❸「統制された情緒的関与の原則」とは、「共感的な反応を示してほしい」というクライエントの欲求に寄り添った考え方で、ワーカー自身がクライエントの感情に呑み込まれないよう自らの情緒的混乱をコントロールできるようにする原則です。
正確に、かつ問題なくケース解決に導くため、ワーカー自身がクライエントの心を理解し、自らの感情を自覚・吟味し統制して接していくことを要求する考え方です。
❹「受容の原則」とは、クライエントの「価値ある人として扱ってほしい」という欲求に寄り添い、クライエントをそのまま受け止める原則です。
ワーカーは、クライエントの行動、態度、価値観、感情を受け容れて反射する。クライエントの言動などを否定せず、命令もしてはなりません。
❺「非審判的態度の原則」とは、クライエントの「批判しないでほしい」という欲求に寄り添い、クライエントを一方的に非難したり判断したりしない原則です。
ワーカーは、自己の価値観を押し付けることなく、クライエントの抱えている問題を頭ごなしに批判したり判断したりしないことを常に心がけます。
❻「自己決定の原則」とは、クライエントの「自分で選び自分で決めたい」という欲求に寄り添った考え方で、意思決定の主体はクライエントであるという原則です。
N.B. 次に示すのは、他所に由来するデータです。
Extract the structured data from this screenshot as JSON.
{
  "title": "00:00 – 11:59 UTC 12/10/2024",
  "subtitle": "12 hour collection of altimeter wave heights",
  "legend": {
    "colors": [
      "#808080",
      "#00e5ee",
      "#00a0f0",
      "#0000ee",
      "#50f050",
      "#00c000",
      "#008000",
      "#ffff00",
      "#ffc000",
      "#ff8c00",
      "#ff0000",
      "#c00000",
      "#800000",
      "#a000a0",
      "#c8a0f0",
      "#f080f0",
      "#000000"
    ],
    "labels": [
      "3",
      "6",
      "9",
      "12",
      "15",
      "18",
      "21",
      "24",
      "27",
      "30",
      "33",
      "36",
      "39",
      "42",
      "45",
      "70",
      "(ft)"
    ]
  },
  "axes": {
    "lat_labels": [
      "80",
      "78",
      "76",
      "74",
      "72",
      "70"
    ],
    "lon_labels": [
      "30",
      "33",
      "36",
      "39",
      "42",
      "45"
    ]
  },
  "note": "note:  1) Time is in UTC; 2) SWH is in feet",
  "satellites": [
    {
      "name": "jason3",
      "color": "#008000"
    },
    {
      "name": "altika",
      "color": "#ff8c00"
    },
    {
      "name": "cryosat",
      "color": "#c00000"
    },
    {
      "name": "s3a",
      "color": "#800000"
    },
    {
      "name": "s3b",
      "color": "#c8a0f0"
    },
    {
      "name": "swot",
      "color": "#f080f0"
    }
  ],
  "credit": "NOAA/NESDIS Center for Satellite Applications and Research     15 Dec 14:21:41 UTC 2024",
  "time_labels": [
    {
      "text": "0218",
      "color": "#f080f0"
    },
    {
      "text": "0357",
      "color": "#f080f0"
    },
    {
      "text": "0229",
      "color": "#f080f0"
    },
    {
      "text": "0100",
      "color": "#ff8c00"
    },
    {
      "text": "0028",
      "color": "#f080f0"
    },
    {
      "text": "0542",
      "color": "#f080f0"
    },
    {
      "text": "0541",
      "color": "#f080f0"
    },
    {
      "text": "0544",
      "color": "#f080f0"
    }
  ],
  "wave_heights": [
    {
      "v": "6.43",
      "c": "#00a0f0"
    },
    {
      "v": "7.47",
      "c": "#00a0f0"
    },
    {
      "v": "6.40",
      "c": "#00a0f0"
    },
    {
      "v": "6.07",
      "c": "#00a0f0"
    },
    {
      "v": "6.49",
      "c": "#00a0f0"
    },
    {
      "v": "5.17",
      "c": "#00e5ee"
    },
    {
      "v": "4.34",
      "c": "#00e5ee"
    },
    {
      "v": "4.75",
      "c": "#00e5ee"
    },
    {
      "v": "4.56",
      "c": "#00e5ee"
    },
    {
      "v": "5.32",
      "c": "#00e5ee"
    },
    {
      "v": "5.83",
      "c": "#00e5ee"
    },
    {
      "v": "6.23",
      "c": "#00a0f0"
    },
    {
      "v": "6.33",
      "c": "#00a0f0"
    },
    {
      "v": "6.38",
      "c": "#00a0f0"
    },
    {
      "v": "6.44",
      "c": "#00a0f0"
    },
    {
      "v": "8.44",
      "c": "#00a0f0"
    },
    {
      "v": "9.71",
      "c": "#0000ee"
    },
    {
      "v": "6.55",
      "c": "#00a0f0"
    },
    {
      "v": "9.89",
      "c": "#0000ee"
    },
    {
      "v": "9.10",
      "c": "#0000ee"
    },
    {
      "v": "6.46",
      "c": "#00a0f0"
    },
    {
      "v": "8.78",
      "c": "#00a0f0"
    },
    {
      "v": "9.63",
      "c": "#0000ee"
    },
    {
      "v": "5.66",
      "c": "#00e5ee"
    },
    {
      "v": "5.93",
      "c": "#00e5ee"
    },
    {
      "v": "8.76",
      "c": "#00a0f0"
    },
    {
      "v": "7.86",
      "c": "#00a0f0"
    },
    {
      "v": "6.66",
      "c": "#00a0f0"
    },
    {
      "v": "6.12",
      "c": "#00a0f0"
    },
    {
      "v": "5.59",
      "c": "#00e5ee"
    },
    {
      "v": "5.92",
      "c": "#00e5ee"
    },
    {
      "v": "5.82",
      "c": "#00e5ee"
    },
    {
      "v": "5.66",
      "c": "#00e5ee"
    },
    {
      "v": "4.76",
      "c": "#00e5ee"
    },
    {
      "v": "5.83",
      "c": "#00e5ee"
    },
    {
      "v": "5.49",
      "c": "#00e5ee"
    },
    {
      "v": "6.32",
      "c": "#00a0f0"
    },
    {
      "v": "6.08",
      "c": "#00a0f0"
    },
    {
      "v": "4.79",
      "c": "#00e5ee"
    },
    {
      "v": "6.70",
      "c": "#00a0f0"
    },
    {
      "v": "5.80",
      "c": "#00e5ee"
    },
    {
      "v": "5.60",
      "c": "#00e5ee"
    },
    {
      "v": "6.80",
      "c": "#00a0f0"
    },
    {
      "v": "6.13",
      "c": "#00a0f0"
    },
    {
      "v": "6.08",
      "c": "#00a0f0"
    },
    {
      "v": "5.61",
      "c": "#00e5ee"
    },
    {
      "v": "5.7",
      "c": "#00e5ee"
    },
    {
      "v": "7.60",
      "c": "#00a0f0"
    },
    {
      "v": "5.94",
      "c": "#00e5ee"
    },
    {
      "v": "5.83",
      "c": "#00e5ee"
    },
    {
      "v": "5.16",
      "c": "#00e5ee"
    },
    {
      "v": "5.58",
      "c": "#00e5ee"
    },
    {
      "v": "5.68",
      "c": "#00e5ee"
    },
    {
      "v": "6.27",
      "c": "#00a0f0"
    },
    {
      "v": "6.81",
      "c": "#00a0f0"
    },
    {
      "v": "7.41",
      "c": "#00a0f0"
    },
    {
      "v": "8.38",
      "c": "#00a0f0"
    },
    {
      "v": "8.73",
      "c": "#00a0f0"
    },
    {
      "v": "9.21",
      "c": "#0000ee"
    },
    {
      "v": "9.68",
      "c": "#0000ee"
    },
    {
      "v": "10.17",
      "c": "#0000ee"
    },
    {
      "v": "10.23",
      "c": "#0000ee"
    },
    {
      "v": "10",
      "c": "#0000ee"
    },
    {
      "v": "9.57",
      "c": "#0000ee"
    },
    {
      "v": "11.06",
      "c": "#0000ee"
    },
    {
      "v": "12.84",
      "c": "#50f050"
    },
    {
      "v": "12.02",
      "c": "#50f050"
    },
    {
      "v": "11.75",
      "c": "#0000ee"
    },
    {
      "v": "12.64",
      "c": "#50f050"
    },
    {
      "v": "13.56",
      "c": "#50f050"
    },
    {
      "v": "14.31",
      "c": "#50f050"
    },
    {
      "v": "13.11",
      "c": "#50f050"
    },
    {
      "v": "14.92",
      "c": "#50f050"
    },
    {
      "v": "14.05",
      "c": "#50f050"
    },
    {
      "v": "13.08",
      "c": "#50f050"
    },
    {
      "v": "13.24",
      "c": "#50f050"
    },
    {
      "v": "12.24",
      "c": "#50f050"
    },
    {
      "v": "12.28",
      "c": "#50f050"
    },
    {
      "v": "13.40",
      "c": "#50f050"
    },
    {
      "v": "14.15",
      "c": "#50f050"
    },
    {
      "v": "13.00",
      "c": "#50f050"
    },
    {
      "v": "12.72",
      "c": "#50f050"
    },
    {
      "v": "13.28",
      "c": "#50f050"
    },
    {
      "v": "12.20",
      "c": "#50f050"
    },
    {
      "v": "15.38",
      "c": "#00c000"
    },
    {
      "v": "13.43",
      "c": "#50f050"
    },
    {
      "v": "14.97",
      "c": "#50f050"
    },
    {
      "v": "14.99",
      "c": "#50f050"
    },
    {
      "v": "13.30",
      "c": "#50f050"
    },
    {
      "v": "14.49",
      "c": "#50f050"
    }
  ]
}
利用するサービスの選択やお金の使途など、人生の選択、決定はクライエント自身が行うものであり、ワーカーの役割はクライエントの自己決定を促して尊重し、その条件整備に努めることにあります。
❼「秘密保持の原則」とは、「秘密を守ってほしい」というクライエントの想いに寄り添った考え方で、クライエントの情報を他に漏らさない原則です。
クライエントからの信頼を獲得するため秘密保持は絶対に守られなければなりません。
但し、虐待や DV などクライエントの生命が脅かされるような危機的な事態が想定されるときは、しかるべき支援機関に通告することが求められるため、秘密保持が解かれる場合もあります。